Intervention de Amiral Charles-Henri du Ché

Réunion du 29 juin 2016 à 9h30
Commission de la défense nationale et des forces armées

Amiral Charles-Henri du Ché, directeur général adjoint des relations internationales et de la stratégie du ministère de la Défense :

Nous pouvons nous présenter comme la deuxième puissance maritime du monde en raison de la superficie de notre zone économique exclusive (ZEE). Pour ce qui est de la marine nationale, sa taille a été fortement réduite, mais d'une manière en quelque sorte « homothétique » qui a permis de maintenir la cohérence d'ensemble de l'outil ; cela nous permet de disposer de la seule marine ayant l'ensemble des capacités, hors marine américaine bien entendu. En outre, il s'agit de la seule marine européenne assurant des missions de présence à très longue distance. Ces dernières ont d'ailleurs été mises en avant par le ministre de la Défense lors du dernier dialogue de Shangri-La. On compte en effet six déplacements de bâtiments français en mer de Chine lors des 18 mois passés. Nous essayons d'inciter nos partenaires européens à engager davantage leur marine loin de leurs eaux territoriales.

Pour assumer de telles missions, les moyens ne sont jamais suffisants et il est toujours difficile de dépasser la prise en compte des menaces immédiates en périphérie proche ; mais une extension des missions à longue distance est indispensable lorsque l'on mesure à quel point nos intérêts économiques se situent très en amont, dans le détroit de Malacca ou le canal de Suez. En effet, 75 % de nos approvisionnements empruntent ces routes, dont la fermeture aurait des conséquences que vous mesurez aisément. Dans une telle hypothèse, plus personne ne douterait de l'utilité d'une marine puissante…

S'agissant du Pacifique sud, nous y sommes bien présents. Certes avec des moyens limités, mais en étant les seuls Européens présents. Notre effort en la matière est d'ailleurs apprécié par l'Australie, et s'inscrit dans une véritable coopération globale avec cette dernière qui n'est pas complètement étrangère aux récents succès commerciaux en matière de sous-marins. Nous sommes en effet à ses côtés en matière de secours en cas de catastrophes naturelles, comme nous l'avons fait aux Fidji ou au Vanuatu, et sur les questions de surveillance de cet immense espace maritime, ce dont témoigne le récent séminaire trilatéral organisé en octobre dernier à Nouméa.

Compte tenu de la réalité de nos moyens, la productivité de notre dispositif militaire est donc à mon sens remarquable. Toutefois, nous avons à l'évidence atteint un seuil au-delà duquel, faute d'efforts complémentaires, cette productivité déclinera inéluctablement. L'objectif de 2 % du PIB affectés à la défense se justifie pleinement si l'on ne veut pas voir notre influence et nos capacités d'action reculer.

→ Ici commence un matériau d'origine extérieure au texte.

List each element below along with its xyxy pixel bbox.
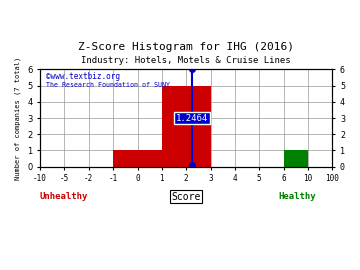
Text: Healthy: Healthy	[279, 192, 316, 201]
Y-axis label: Number of companies (7 total): Number of companies (7 total)	[15, 56, 22, 180]
Text: 1.2464: 1.2464	[176, 114, 208, 123]
Title: Z-Score Histogram for IHG (2016): Z-Score Histogram for IHG (2016)	[78, 42, 294, 52]
Bar	[284, 150, 308, 167]
Bar	[113, 150, 162, 167]
Bar	[162, 86, 211, 167]
Text: The Research Foundation of SUNY: The Research Foundation of SUNY	[46, 82, 170, 88]
Text: Unhealthy: Unhealthy	[39, 192, 87, 201]
Text: ©www.textbiz.org: ©www.textbiz.org	[46, 72, 120, 81]
Text: Industry: Hotels, Motels & Cruise Lines: Industry: Hotels, Motels & Cruise Lines	[81, 56, 291, 65]
Text: Score: Score	[171, 192, 201, 202]
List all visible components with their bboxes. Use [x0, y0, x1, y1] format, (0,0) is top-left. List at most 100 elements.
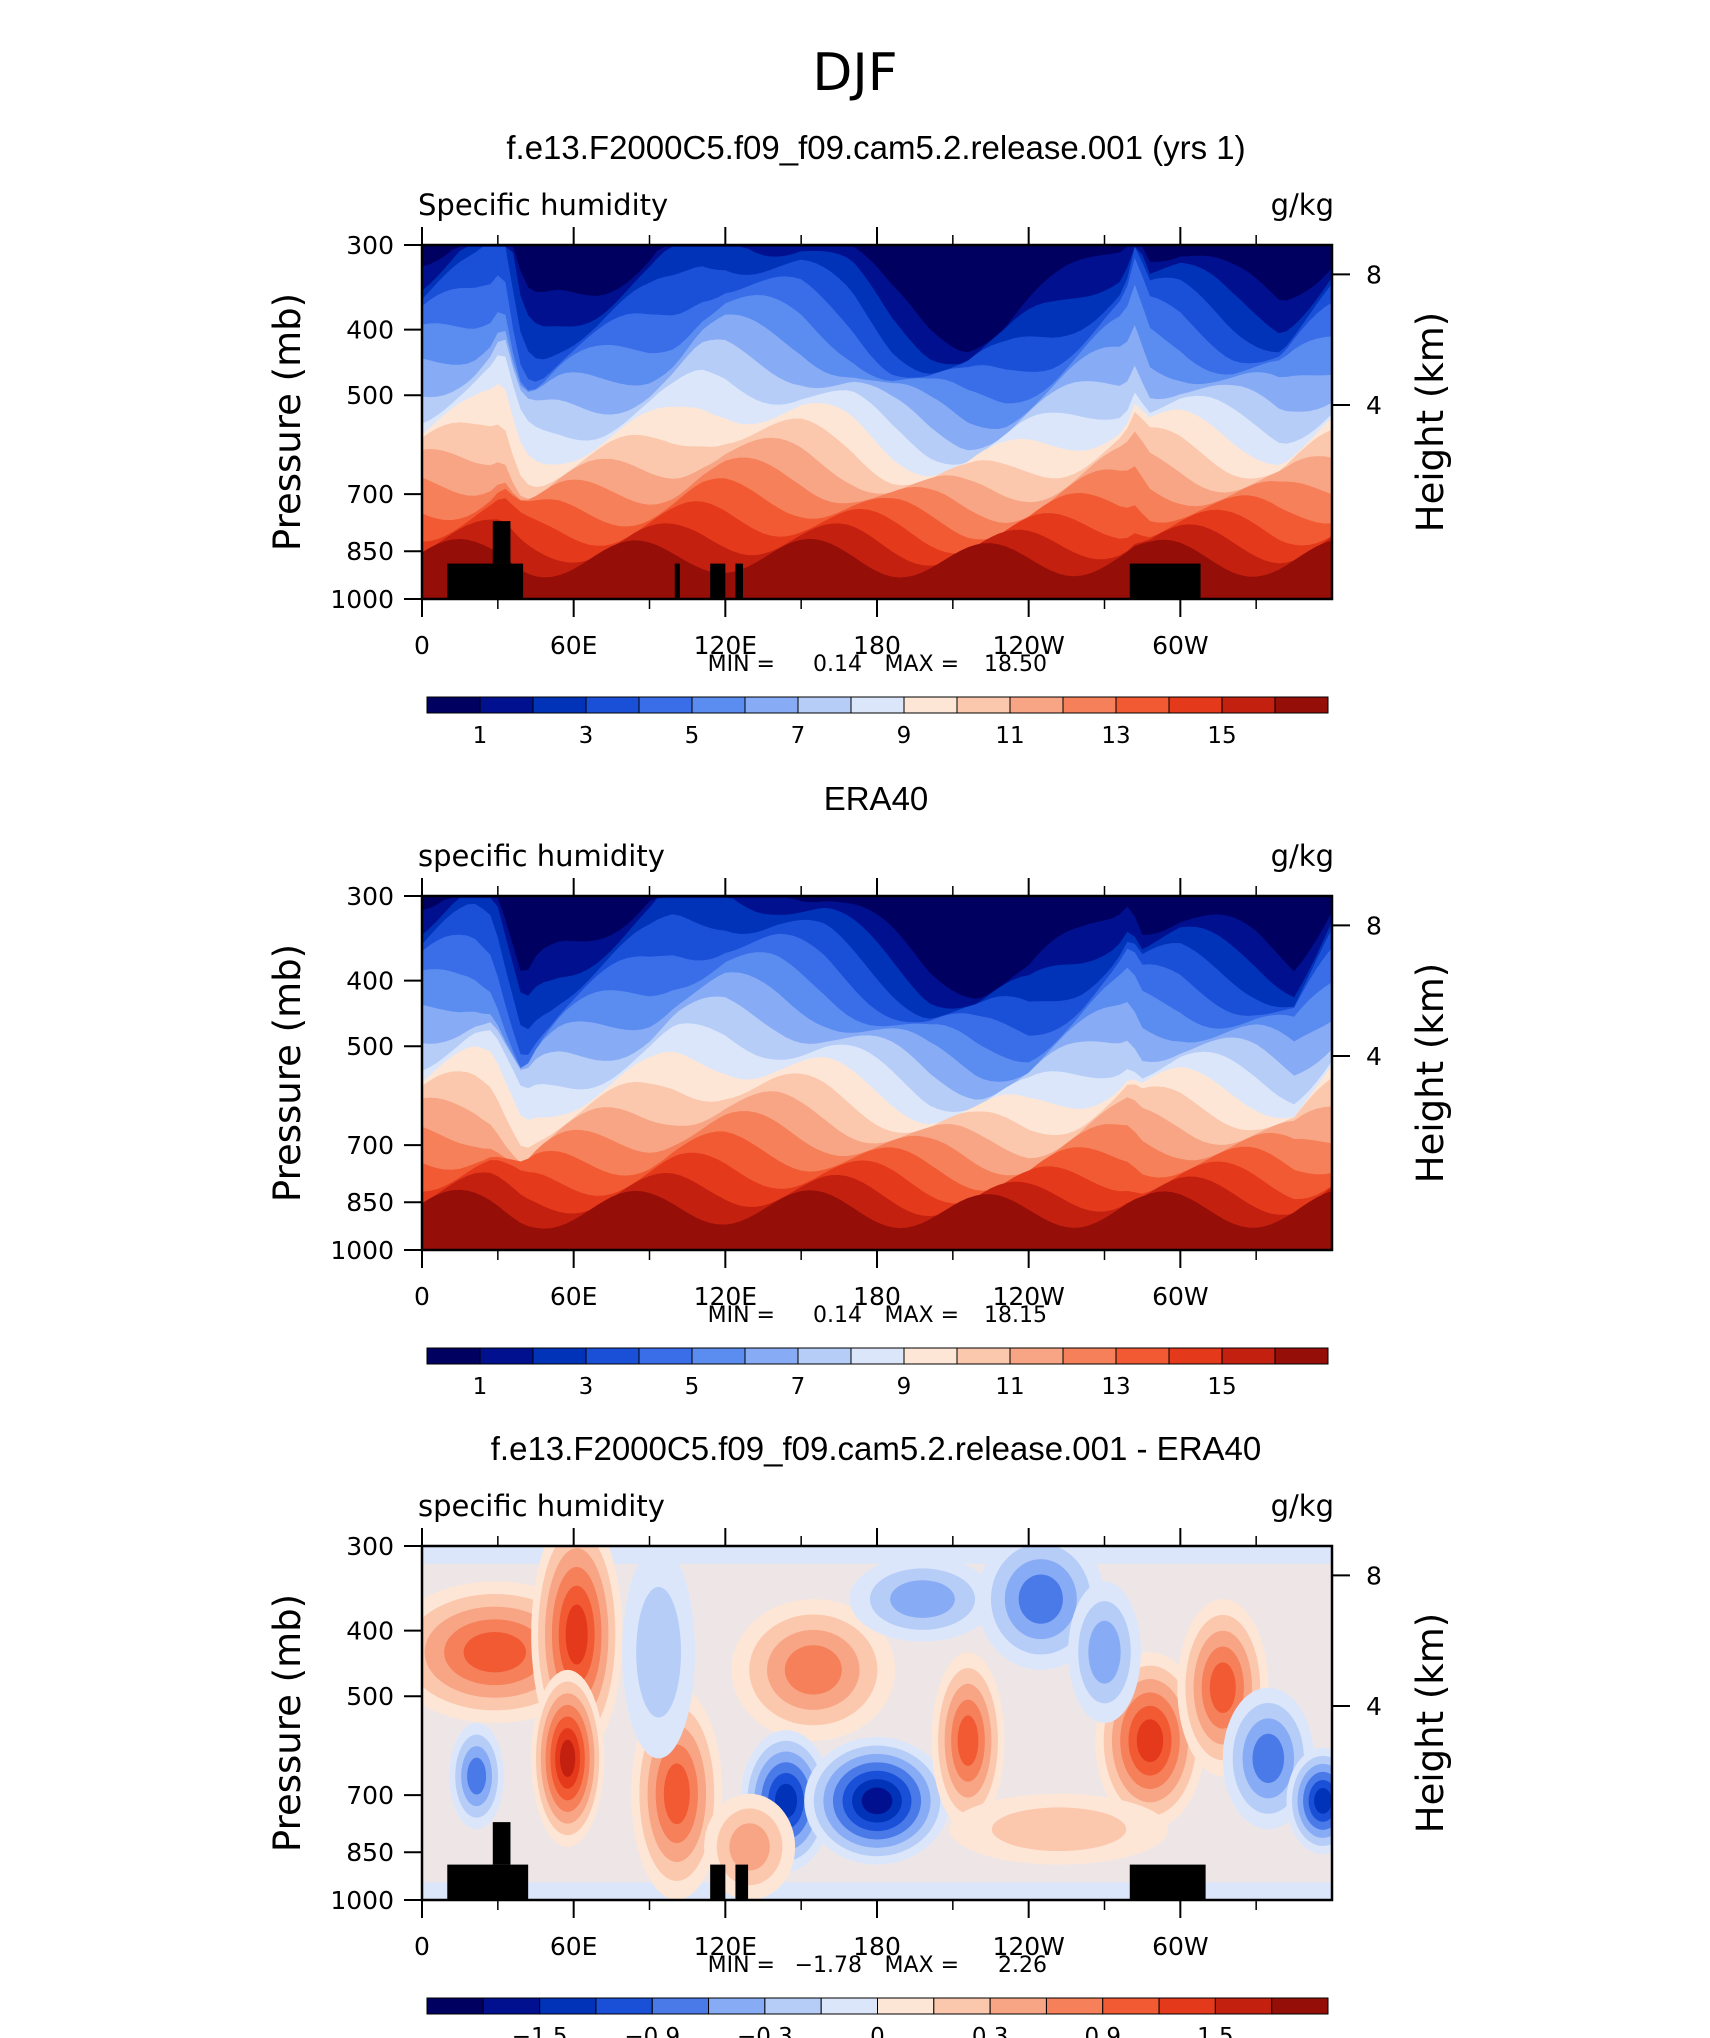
colorbar-label: 3	[579, 723, 594, 749]
x-tick-label: 120E	[694, 631, 758, 660]
y-tick-label: 500	[346, 1032, 394, 1061]
max-label: MAX =	[884, 652, 959, 677]
contour-band	[422, 538, 1332, 599]
min-value: 0.14	[813, 652, 862, 677]
season-title: DJF	[812, 43, 897, 103]
x-tick-label: 60W	[1152, 631, 1209, 660]
colorbar-box	[532, 1347, 587, 1365]
panel-title: f.e13.F2000C5.f09_f09.cam5.2.release.001…	[506, 129, 1245, 166]
panel-title: ERA40	[824, 780, 929, 817]
x-tick-label: 60E	[550, 1932, 598, 1961]
y-tick-label: 1000	[330, 585, 394, 614]
chart-panel: f.e13.F2000C5.f09_f09.cam5.2.release.001…	[266, 1430, 1452, 2038]
units-label: g/kg	[1271, 188, 1334, 222]
max-value: 2.26	[998, 1953, 1047, 1978]
contour-field	[422, 896, 1332, 1250]
y-right-tick-label: 8	[1366, 260, 1382, 289]
panel-title: f.e13.F2000C5.f09_f09.cam5.2.release.001…	[491, 1430, 1262, 1467]
x-tick-label: 60E	[550, 1282, 598, 1311]
contour-band	[467, 1757, 487, 1795]
y-right-tick-label: 4	[1366, 391, 1382, 420]
colorbar-label: 7	[791, 723, 806, 749]
colorbar-box	[651, 1997, 710, 2015]
contour-band	[890, 1580, 955, 1618]
y-tick-label: 400	[346, 316, 394, 345]
topography-mask	[492, 1822, 511, 1865]
variable-label: specific humidity	[418, 839, 665, 873]
colorbar-box	[1009, 696, 1064, 714]
contour-field	[422, 1546, 1332, 1900]
x-tick-label: 120E	[694, 1282, 758, 1311]
colorbar-label: 11	[995, 723, 1024, 749]
colorbar-box	[482, 1997, 541, 2015]
min-label: MIN =	[708, 1303, 775, 1328]
colorbar-label: 3	[579, 1374, 594, 1400]
colorbar-box	[797, 696, 852, 714]
colorbar-box	[933, 1997, 991, 2015]
colorbar-label: 0	[870, 2024, 885, 2038]
colorbar-label: 1	[473, 723, 488, 749]
colorbar-box	[1274, 696, 1329, 714]
colorbar-box	[903, 696, 958, 714]
colorbar-box	[1168, 696, 1223, 714]
y-tick-label: 500	[346, 381, 394, 410]
y-tick-label: 850	[346, 1838, 394, 1867]
colorbar-box	[1115, 1347, 1170, 1365]
colorbar-label: 11	[995, 1374, 1024, 1400]
y-axis-title: Pressure (mb)	[266, 293, 309, 551]
colorbar-box	[479, 696, 534, 714]
x-tick-label: 120E	[694, 1932, 758, 1961]
colorbar-box	[1214, 1997, 1273, 2015]
y-tick-label: 700	[346, 1781, 394, 1810]
topography-mask	[674, 563, 680, 599]
contour-band	[663, 1763, 690, 1825]
colorbar-label: 0.9	[1084, 2024, 1121, 2038]
colorbar-label: 15	[1207, 723, 1236, 749]
colorbar-box	[1009, 1347, 1064, 1365]
colorbar-box	[744, 696, 799, 714]
max-value: 18.15	[984, 1303, 1047, 1328]
colorbar-box	[691, 1347, 746, 1365]
topography-mask	[1129, 1864, 1206, 1900]
colorbar-label: 9	[897, 1374, 912, 1400]
contour-band	[1314, 1788, 1332, 1814]
x-tick-label: 180	[853, 631, 901, 660]
max-value: 18.50	[984, 652, 1047, 677]
colorbar-box	[1115, 696, 1170, 714]
colorbar-box	[1168, 1347, 1223, 1365]
x-tick-label: 180	[853, 1282, 901, 1311]
min-label: MIN =	[708, 652, 775, 677]
colorbar-label: 7	[791, 1374, 806, 1400]
min-label: MIN =	[708, 1953, 775, 1978]
y-tick-label: 300	[346, 231, 394, 260]
colorbar-label: 5	[685, 1374, 700, 1400]
x-tick-label: 0	[414, 631, 430, 660]
y-tick-label: 400	[346, 967, 394, 996]
y-tick-label: 850	[346, 537, 394, 566]
contour-band	[636, 1586, 681, 1718]
colorbar-box	[877, 1997, 935, 2015]
colorbar-box	[1102, 1997, 1160, 2015]
topography-mask	[710, 1864, 726, 1900]
contour-band	[1088, 1620, 1121, 1684]
y-tick-label: 850	[346, 1188, 394, 1217]
colorbar-box	[1158, 1997, 1216, 2015]
colorbar-box	[585, 1347, 640, 1365]
topography-mask	[492, 521, 511, 564]
units-label: g/kg	[1271, 839, 1334, 873]
colorbar-label: −1.5	[512, 2024, 568, 2038]
max-label: MAX =	[884, 1953, 959, 1978]
colorbar-box	[595, 1997, 653, 2015]
y-right-axis-title: Height (km)	[1409, 1613, 1452, 1833]
x-tick-label: 60E	[550, 631, 598, 660]
colorbar-label: 15	[1207, 1374, 1236, 1400]
contour-band	[463, 1631, 526, 1673]
colorbar-box	[1062, 1347, 1117, 1365]
colorbar-box	[539, 1997, 597, 2015]
colorbar-label: 5	[685, 723, 700, 749]
y-right-tick-label: 4	[1366, 1042, 1382, 1071]
colorbar-box	[1274, 1347, 1329, 1365]
colorbar-box	[708, 1997, 766, 2015]
colorbar-box	[903, 1347, 958, 1365]
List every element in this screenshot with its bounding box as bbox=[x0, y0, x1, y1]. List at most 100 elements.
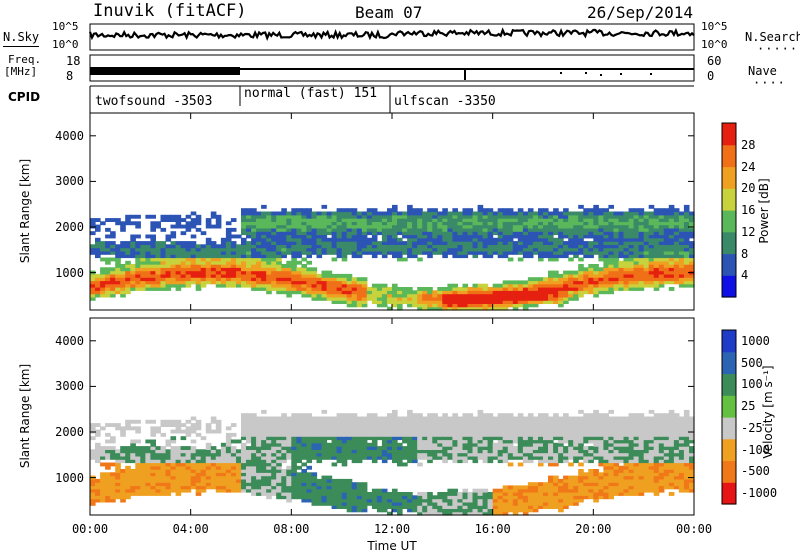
velocity-cell bbox=[467, 429, 474, 434]
velocity-cell bbox=[200, 465, 207, 470]
power-cell bbox=[462, 293, 469, 298]
velocity-cell bbox=[507, 452, 514, 457]
velocity-cell bbox=[477, 511, 484, 516]
velocity-cell bbox=[311, 419, 318, 424]
velocity-cell bbox=[256, 455, 262, 460]
velocity-cell bbox=[618, 469, 625, 473]
power-cell bbox=[195, 257, 202, 262]
velocity-cell bbox=[205, 452, 212, 457]
velocity-cell bbox=[532, 416, 539, 421]
velocity-cell bbox=[190, 416, 197, 421]
power-cell bbox=[573, 250, 579, 255]
velocity-cell bbox=[321, 455, 328, 460]
power-cell bbox=[543, 234, 549, 239]
power-cell bbox=[452, 300, 458, 304]
power-cell bbox=[296, 277, 302, 282]
power-cell bbox=[160, 264, 167, 268]
velocity-cell bbox=[301, 419, 307, 424]
power-cell bbox=[205, 224, 212, 229]
power-cell bbox=[628, 214, 635, 219]
velocity-cell bbox=[90, 436, 96, 441]
velocity-cell bbox=[356, 452, 363, 457]
velocity-cell bbox=[331, 432, 338, 437]
velocity-cell bbox=[95, 485, 101, 490]
power-cell bbox=[487, 293, 494, 298]
power-cell bbox=[326, 224, 333, 229]
velocity-cell bbox=[311, 449, 318, 454]
power-cell bbox=[412, 244, 418, 249]
power-cell bbox=[115, 218, 121, 222]
velocity-cell bbox=[618, 439, 625, 444]
velocity-cell bbox=[301, 462, 307, 467]
velocity-cell bbox=[638, 426, 645, 431]
power-cell bbox=[638, 211, 645, 216]
velocity-cell bbox=[452, 459, 458, 464]
power-cell bbox=[321, 290, 328, 295]
power-cell bbox=[326, 218, 333, 222]
velocity-cell bbox=[110, 439, 116, 444]
power-cell bbox=[241, 283, 247, 288]
velocity-cell bbox=[346, 442, 353, 447]
velocity-cell bbox=[628, 462, 635, 467]
power-cell bbox=[301, 214, 307, 219]
velocity-cell bbox=[336, 501, 343, 506]
velocity-cell bbox=[200, 469, 207, 473]
velocity-cell bbox=[538, 459, 544, 464]
power-cell bbox=[246, 244, 252, 249]
power-cell bbox=[165, 280, 172, 285]
power-cell bbox=[608, 290, 614, 295]
power-cell bbox=[437, 224, 443, 229]
power-cell bbox=[195, 227, 202, 232]
velocity-cell bbox=[110, 449, 116, 454]
velocity-cell bbox=[583, 416, 589, 421]
power-cell bbox=[316, 283, 323, 288]
velocity-cell bbox=[643, 478, 650, 483]
power-cell bbox=[543, 244, 549, 249]
power-cell bbox=[472, 224, 479, 229]
velocity-cell bbox=[578, 469, 584, 473]
power-cell bbox=[115, 270, 121, 275]
power-cell bbox=[532, 303, 539, 308]
power-cell bbox=[246, 257, 252, 262]
velocity-cell bbox=[105, 449, 111, 454]
velocity-cell bbox=[558, 429, 564, 434]
power-cell bbox=[689, 280, 695, 285]
velocity-cell bbox=[246, 423, 252, 427]
velocity-cell bbox=[90, 492, 96, 496]
velocity-cell bbox=[205, 478, 212, 483]
velocity-cell bbox=[437, 446, 443, 450]
power-cell bbox=[155, 244, 161, 249]
velocity-cell bbox=[553, 455, 559, 460]
power-cell bbox=[170, 250, 177, 255]
power-cell bbox=[230, 277, 237, 282]
power-cell bbox=[422, 303, 428, 308]
velocity-cell bbox=[467, 511, 474, 516]
power-cell bbox=[658, 221, 665, 226]
velocity-cell bbox=[346, 432, 353, 437]
velocity-cell bbox=[568, 485, 574, 490]
power-cell bbox=[588, 247, 594, 252]
velocity-cell bbox=[422, 508, 428, 513]
power-cell bbox=[427, 218, 433, 222]
power-cell bbox=[376, 250, 383, 255]
velocity-cell bbox=[185, 455, 192, 460]
power-cell bbox=[286, 244, 292, 249]
power-cell bbox=[301, 218, 307, 222]
power-cell bbox=[442, 221, 448, 226]
velocity-cell bbox=[588, 446, 594, 450]
velocity-cell bbox=[462, 452, 469, 457]
velocity-cell bbox=[527, 426, 534, 431]
power-cell bbox=[150, 247, 156, 252]
velocity-cell bbox=[527, 488, 534, 493]
velocity-cell bbox=[230, 485, 237, 490]
velocity-cell bbox=[336, 439, 343, 444]
velocity-cell bbox=[482, 426, 489, 431]
velocity-cell bbox=[276, 478, 282, 483]
power-cell bbox=[598, 254, 604, 259]
power-cell bbox=[366, 231, 373, 236]
velocity-cell bbox=[135, 452, 141, 457]
power-cell bbox=[336, 218, 343, 222]
velocity-cell bbox=[532, 429, 539, 434]
velocity-cell bbox=[502, 488, 509, 493]
power-cell bbox=[306, 231, 312, 236]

Pour revenir à la question portant sur les risques d'une nouvelle guerre froide, en tant qu'ancien sous-marinier, je tire de ma participation à cette dernière quelques enseignements. Tout d'abord, nous avons gagné cette guerre, mais à un prix considérable du fait de la course aux armements. Il convient donc effectivement de ne pas reproduire ce schéma. De ce point de vue, la présence renforcée de l'OTAN à l'est dans le cadre du dispositif eFP ne représente pas des montants financiers importants, tout en fournissant une réassurance à nos Alliés et sans donner dans l'escalade. Je me permets d'insister sur un point : il s'agit d'être ferme face aux démonstrations de force inacceptables de la Russie. Cette dernière n'avait jamais été aussi loin depuis la chute de l'URSS et il est de notre devoir de lui faire comprendre qu'il n'est dans l'intérêt de personne de dépasser certaines limites. Fermeté et dialogue vont de pair, et c'est d'ailleurs la même démarche que nous avons adoptée vis-à-vis de nos amis chinois en mer de Chine.

Je partage votre constat sur le fait que le prix du sang est inégalement acquitté par les nations européennes, tout en soulignant que nous partageons une forte communauté d'engagement effectif avec les Britanniques. Cela étant, pour faire avancer les choses de manière pragmatique, je pense qu'il ne faut pas demander aux nations ce qu'elles ne sont pas prêtes à faire et qu'il est nécessaire d'éviter un discours trop condescendant limitant les questions de défense à trois acteurs en Europe. D'autres nations en prennent d'autant plus légitimement ombrage qu'elles nous apportent une aide substantielle et appréciée sur les théâtres d'opérations africains, qu'il s'agisse par exemple de l'Espagne, des Pays-Bas ou du Portugal.